Sleeping behind the wheel kills hundreds of thousands of people each year. According to Transport Canada, an average of twenty per cent of all fatal collisions are due to driver fatigue. The stakes are even bigger with truckers who drive long hauls. New research and practical solutions testings from RMIT University in Australia may have a solution.
The researchers found that the vibrations from your vehicle — the steady, rhythmic motion — may actually be creating a resonance with our brain and body, similating theta waves, in effect, hypnotizing us into “sleep mode.”
This doesn’t occur so much during acceleration, or on the S-curves and mountain roads, but it’s a major factor on highway drives. The researchers found that as little as fifteen minutes of open road — coached the low-frequency vibrations — is enough to bring on the yawns, and the danger.
With the danger identified, ergonomic and mechanical tuning solutions become possible.
Danger Dr Robinson!
The researchers found, through simulators (see video below), that the vibrations, transferred through the seats, contributed to the feeling of fatigue and drowsiness. As Professor Stephen Robinson, head of psychology at RMIT explains in the video: “We believe that what’s happening is that the sensory input that’s coming from the vibrations is starting to synchronize the brain waves and put the brain into an early stage of sleep.”
The frequency of seat vibrations is close to that of theta waves, associated with the early sleep state.
Video: How VIbrations in Cars:
In related precursor research to the RMIT project, Japanese researchers had found that the rhythm and vibration of a train lulled passengers to sleep.

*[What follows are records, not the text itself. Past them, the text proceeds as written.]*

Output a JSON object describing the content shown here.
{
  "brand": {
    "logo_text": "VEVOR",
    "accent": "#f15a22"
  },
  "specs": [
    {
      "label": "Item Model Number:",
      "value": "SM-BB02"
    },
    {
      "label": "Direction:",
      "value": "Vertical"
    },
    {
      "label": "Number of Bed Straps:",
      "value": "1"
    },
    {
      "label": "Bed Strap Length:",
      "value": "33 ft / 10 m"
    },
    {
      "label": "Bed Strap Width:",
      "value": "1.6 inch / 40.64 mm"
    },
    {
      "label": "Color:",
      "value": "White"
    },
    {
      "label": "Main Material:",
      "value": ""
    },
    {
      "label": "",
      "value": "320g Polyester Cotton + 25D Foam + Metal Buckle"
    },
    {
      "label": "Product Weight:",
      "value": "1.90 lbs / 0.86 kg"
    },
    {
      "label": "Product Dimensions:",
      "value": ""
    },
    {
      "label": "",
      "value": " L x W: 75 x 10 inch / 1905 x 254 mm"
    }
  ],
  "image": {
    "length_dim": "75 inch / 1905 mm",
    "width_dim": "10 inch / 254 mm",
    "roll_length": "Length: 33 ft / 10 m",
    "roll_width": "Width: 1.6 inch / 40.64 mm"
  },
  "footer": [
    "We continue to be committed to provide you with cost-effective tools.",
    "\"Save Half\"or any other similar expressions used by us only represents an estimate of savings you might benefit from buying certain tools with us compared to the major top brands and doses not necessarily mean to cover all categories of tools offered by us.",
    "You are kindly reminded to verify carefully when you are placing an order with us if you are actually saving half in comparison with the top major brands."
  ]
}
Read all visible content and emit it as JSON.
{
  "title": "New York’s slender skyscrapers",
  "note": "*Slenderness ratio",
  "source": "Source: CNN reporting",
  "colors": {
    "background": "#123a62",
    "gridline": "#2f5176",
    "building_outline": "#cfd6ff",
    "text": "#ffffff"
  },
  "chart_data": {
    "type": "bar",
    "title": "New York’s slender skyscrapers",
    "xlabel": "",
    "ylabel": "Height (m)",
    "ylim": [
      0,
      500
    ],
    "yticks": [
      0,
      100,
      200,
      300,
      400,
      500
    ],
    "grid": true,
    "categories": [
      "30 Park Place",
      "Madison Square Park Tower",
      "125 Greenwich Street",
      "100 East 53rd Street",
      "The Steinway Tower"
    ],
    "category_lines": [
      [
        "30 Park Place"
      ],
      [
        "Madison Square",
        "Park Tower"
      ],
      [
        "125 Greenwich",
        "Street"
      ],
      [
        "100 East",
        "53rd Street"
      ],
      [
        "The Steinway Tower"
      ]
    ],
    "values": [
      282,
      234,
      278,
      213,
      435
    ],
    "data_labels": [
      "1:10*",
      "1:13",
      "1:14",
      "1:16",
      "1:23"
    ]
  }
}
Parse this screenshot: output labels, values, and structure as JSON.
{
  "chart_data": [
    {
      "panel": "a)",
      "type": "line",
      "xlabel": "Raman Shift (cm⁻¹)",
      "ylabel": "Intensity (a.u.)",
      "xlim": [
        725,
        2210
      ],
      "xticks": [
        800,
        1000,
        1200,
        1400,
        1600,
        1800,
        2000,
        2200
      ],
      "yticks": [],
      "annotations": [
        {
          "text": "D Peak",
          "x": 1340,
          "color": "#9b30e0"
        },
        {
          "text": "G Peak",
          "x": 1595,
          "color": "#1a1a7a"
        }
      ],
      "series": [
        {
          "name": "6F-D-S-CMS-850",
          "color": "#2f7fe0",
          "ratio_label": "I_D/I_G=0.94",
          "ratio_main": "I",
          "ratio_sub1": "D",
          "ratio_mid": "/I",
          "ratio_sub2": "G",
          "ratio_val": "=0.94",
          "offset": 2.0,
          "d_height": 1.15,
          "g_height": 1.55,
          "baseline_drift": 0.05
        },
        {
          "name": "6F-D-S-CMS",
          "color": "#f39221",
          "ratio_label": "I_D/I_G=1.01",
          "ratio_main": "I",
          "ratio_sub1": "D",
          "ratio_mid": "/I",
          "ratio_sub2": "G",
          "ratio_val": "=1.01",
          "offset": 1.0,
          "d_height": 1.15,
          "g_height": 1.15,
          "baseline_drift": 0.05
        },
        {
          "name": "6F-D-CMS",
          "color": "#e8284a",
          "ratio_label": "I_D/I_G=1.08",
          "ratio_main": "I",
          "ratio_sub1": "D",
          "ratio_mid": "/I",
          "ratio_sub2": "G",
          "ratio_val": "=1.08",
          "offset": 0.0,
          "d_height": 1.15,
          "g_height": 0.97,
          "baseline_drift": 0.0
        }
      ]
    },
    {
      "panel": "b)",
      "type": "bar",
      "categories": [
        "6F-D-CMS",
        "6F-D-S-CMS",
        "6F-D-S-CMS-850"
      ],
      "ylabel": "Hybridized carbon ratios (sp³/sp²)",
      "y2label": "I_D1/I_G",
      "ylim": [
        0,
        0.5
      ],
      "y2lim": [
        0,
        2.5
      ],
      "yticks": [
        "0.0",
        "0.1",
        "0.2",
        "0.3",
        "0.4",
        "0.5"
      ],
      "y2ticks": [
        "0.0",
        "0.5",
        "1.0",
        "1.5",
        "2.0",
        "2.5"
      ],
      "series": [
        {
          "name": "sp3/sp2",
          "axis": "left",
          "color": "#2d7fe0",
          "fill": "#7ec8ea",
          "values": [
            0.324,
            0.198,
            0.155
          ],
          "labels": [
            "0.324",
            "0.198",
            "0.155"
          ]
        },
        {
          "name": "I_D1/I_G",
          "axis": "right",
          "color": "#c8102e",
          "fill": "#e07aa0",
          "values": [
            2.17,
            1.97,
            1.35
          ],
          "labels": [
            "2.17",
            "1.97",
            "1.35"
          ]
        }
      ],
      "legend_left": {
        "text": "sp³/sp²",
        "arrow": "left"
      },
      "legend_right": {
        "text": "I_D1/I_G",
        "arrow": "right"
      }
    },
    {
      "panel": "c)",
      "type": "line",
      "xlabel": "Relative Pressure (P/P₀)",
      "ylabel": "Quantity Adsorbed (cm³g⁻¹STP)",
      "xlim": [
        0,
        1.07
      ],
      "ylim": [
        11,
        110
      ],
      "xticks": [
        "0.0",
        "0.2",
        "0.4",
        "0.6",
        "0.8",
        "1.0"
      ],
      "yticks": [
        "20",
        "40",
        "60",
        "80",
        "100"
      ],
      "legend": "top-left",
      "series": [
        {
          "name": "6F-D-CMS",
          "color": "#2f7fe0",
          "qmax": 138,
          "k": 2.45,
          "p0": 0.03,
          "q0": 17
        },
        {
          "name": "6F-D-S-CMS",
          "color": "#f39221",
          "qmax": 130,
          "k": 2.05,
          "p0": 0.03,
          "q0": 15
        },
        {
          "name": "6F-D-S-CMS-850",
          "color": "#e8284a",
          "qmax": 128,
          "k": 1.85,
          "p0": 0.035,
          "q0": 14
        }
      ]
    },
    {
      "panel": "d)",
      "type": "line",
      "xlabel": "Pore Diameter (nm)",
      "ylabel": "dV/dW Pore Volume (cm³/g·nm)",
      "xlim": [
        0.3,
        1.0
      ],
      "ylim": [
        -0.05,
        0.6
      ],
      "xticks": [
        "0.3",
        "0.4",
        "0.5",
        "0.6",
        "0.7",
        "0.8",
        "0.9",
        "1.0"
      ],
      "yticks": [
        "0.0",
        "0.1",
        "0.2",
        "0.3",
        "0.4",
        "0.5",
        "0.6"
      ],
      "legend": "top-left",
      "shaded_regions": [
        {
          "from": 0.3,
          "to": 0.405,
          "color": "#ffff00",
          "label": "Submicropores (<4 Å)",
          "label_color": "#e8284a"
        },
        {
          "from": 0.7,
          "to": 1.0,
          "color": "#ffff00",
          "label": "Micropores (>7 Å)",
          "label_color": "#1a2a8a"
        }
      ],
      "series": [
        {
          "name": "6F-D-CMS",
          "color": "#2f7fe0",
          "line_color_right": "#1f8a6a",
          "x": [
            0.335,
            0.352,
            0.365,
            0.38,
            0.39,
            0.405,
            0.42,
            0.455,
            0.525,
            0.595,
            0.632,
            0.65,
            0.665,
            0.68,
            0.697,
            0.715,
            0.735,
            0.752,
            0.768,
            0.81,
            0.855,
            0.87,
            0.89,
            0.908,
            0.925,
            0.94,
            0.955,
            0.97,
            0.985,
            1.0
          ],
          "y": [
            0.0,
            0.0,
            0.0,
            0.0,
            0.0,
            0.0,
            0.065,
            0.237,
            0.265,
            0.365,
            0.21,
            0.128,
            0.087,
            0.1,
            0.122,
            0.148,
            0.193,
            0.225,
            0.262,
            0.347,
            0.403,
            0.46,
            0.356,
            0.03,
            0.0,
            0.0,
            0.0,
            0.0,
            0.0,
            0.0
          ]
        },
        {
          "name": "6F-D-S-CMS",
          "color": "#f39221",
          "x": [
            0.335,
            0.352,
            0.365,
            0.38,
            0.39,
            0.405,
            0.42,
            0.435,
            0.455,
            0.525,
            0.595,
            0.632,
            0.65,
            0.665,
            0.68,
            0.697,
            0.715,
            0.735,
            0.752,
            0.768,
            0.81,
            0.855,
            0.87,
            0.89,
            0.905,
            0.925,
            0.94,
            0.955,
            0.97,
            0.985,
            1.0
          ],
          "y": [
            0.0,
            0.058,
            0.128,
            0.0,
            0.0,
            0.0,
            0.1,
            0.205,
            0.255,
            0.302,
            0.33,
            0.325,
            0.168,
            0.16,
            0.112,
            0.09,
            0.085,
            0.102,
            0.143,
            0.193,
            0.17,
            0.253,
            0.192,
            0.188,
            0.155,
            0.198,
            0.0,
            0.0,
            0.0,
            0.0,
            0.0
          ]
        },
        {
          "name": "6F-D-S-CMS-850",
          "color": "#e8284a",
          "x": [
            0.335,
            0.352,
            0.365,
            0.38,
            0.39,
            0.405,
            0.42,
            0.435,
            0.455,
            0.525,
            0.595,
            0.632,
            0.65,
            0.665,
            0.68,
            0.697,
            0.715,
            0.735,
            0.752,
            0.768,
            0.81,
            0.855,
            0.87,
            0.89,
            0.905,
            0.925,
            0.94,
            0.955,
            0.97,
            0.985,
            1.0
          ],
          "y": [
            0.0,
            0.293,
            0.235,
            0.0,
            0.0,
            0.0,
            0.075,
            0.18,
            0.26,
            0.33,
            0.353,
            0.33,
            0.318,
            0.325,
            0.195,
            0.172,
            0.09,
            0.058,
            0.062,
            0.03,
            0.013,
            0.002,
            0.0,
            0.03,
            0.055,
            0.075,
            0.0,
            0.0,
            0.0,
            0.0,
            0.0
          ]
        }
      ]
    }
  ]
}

This led to a testable frequency range of 4 to 7 Hertz for the RMIT simulator.
Testing the hypothesis
To test their theory, the engineering team at RMIT rigged up a simulator, including a car seat on a vibrating platform. VR technology — a steering wheel and controls, with a screen simulation — is used to replicate the sense of the open road.
The seat vibrated at the low frequencies associated with highway thrum, a frequency range of 4 to 7 Hertz. The same test was conducted without vibrations.
All of the volunteers in the experiment were young, averaging 23 years of age, and represented both sexes. The volunteers were fully rested and engaged in hour-long tests each day. The simulator experience was deliberately reflective of straight and non-challenging highways. Between boredom and vibrations, the young volunteers were soon demonstrating fatigue.
The researchers used eye-tracking technology to track the drift of the eyes off the road and the “droop” of the eyelids. “The car typically does an S shape all the way up the road as we get very tired,” said Dr Robinson.
They also found that just fifteen minutes was enough to induce enough drowsiness in an alert 23-year-old to increase the risk of a crash.
In the simulator, the subjects only had to stay on the road and not crash. With the vibrations, they started to have trouble staying awake — let alone alert.
Researchers also measured heart rate responses. On the days when subjects were tested with vibrations, eye droop and heart rate demonstrated less alertness, as compared to days when there was no vibration.
With the problem identified, solutions become apparent. Various ideas for solutions include
- shock absorbing seats
- vibration-cancelling technology (modulating frequencies of seat vibrations to counter the effect)
- more padding on seats
- modulating the actual vibrations of the vehicle itself.
Until technological advances are made in automotive engineering, drivers can try a few tips:
- take frequent breaks
- vary the speeds on the highway
- avoid cruise control, which is too “soothing”
- use energetic music
- bring along the kids — screaming and fighting kids are sure to keep you alert.
NOTE: No specific advice is offered to drivers in this feature. This research and any suggestions are simply findings of current research.